Written by Thomas Matthews

The brown recluse spider has been dubbed one of the most dangerous spiders in the US. Although this is somewhat true, these venomous spiders are often misidentified and misunderstood, which is why people are getting more afraid of them. But to protect yourself, get rid of them as early as possible.

How to get rid of brown recluse spiders? Vinegar and some essential oil solutions repel brown recluse spiders. Remove their sources of food and their possible hideouts. If your last option is to kill them, use a vacuum cleaner, bottle traps, or sticky traps. Diatomaceous Earth (DE) is also an effective way to get rid of them.

Brown recluse spiders feed on small insects, including mosquitoes, crickets, and roaches. But despite being beneficial arachnids, they can also be dangerous, especially in the fall season when they are most active. Just like most spider species, these insect predators use venom to subdue their prey. Continue reading to learn more about them.

How to Tell if a Spider Is a Brown Recluse?

How to Tell if a Spider Is a Brown Recluse

Scientifically known as Loxosceles recluse, brown recluse spiders are usually mistaken for other spider species. This is because most of their notable physical characteristics are also seen in other non-hazardous spiders. Therefore, not knowing how to identify them clearly can confuse you and will add worries.

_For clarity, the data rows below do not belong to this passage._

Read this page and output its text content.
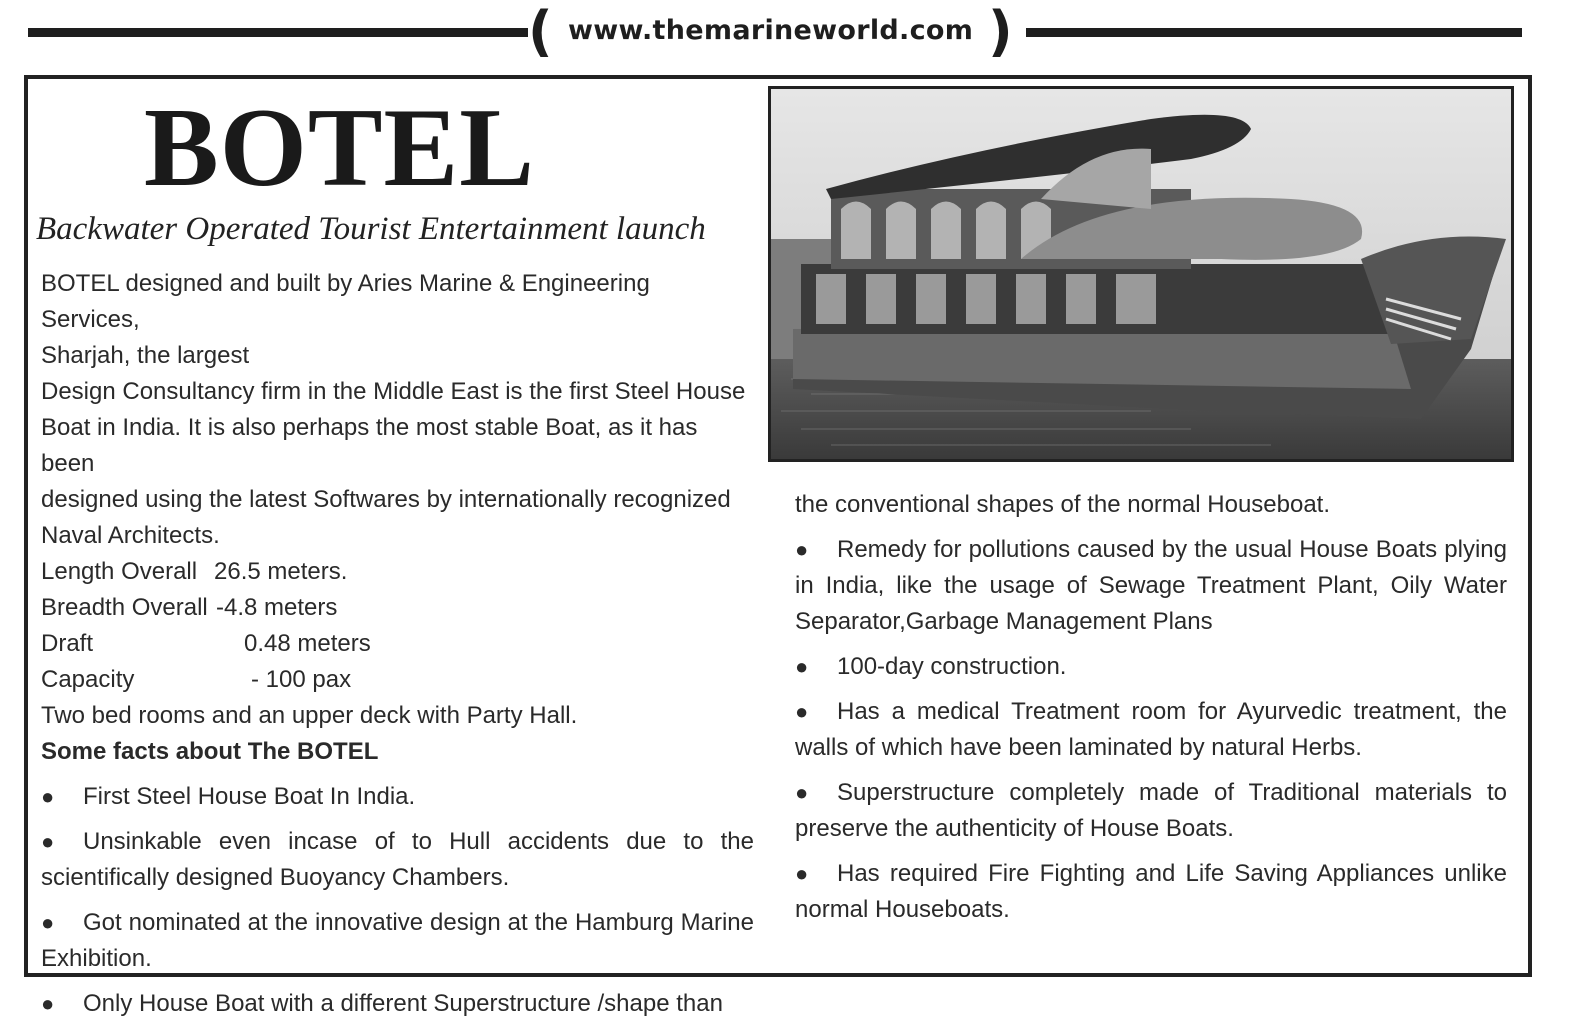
( www.themarineworld.com )
BOTEL
Backwater Operated Tourist Entertainment launch

BOTEL designed and built by Aries Marine & Engineering Services,

Sharjah, the largest

Design Consultancy firm in the Middle East is the first Steel House

Boat in India. It is also perhaps the most stable Boat, as it has been

designed using the latest Softwares by internationally recognized

Naval Architects.

Length Overall 26.5 meters.
Breadth Overall -4.8 meters
Draft	0.48 meters
Capacity	- 100 pax

Two bed rooms and an upper deck with Party Hall.

Some facts about The BOTEL

● First Steel House Boat In India.

● Unsinkable even incase of to Hull accidents due to the scientifically designed Buoyancy Chambers.

● Got nominated at the innovative design at the Hamburg Marine Exhibition.

● Only House Boat with a different Superstructure /shape than

the conventional shapes of the normal Houseboat.

● Remedy for pollutions caused by the usual House Boats plying in India, like the usage of Sewage Treatment Plant, Oily Water Separator,Garbage Management Plans

● 100-day construction.

● Has a medical Treatment room for Ayurvedic treatment, the walls of which have been laminated by natural Herbs.

● Superstructure completely made of Traditional materials to preserve the authenticity of House Boats.

● Has required Fire Fighting and Life Saving Appliances unlike normal Houseboats.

First of all, most brown recluse spiders have a dark violin-shaped mark on their cephalothorax (head and thorax). This is why they are sometimes referred to as violin spiders or fiddle back spiders. However, not all of them have this marking. So, don’t use it solely to identify them. This is the most unreliable mark.

Aside from that, brown recluse spiders only have six eyes while most of the other spider species have eight. But some species of cellar spiders and spitting spiders also have 6 eyes. However, the arrangement of the eyes of brown recluse spiders is very different. One pair of their eyes is in front, and a pair is on each side.

As their name implies, brown recluse spiders are uniformly dark cream or dark brown. Their abdomen may also have the same single-color pigmentation, but it can be light or dark, depending on what they last ate. If their abdomen has more than one color, they are not recluses. Instead, they could be huntsman spiders.

Male and female brown recluse spiders have the same appearance. Some people claim that there are also violin marks on the top and bottom of their abdomen. However, they are only dark lines that can be mistaken for violins. These lines are very small, and you need a magnifying glass to see them.

What Is the Size of a Brown Recluse Spider?

Brown recluse spiders are relatively small and are only as big as the diameter of a quarter, with their legs extended. On average, they are 3/8 inch (9.5 mm.) long, and their maximum length is only ½ inch (12.7 mm.) If you see a brown spider that is longer than ½ inch, it is not a brown recluse spider.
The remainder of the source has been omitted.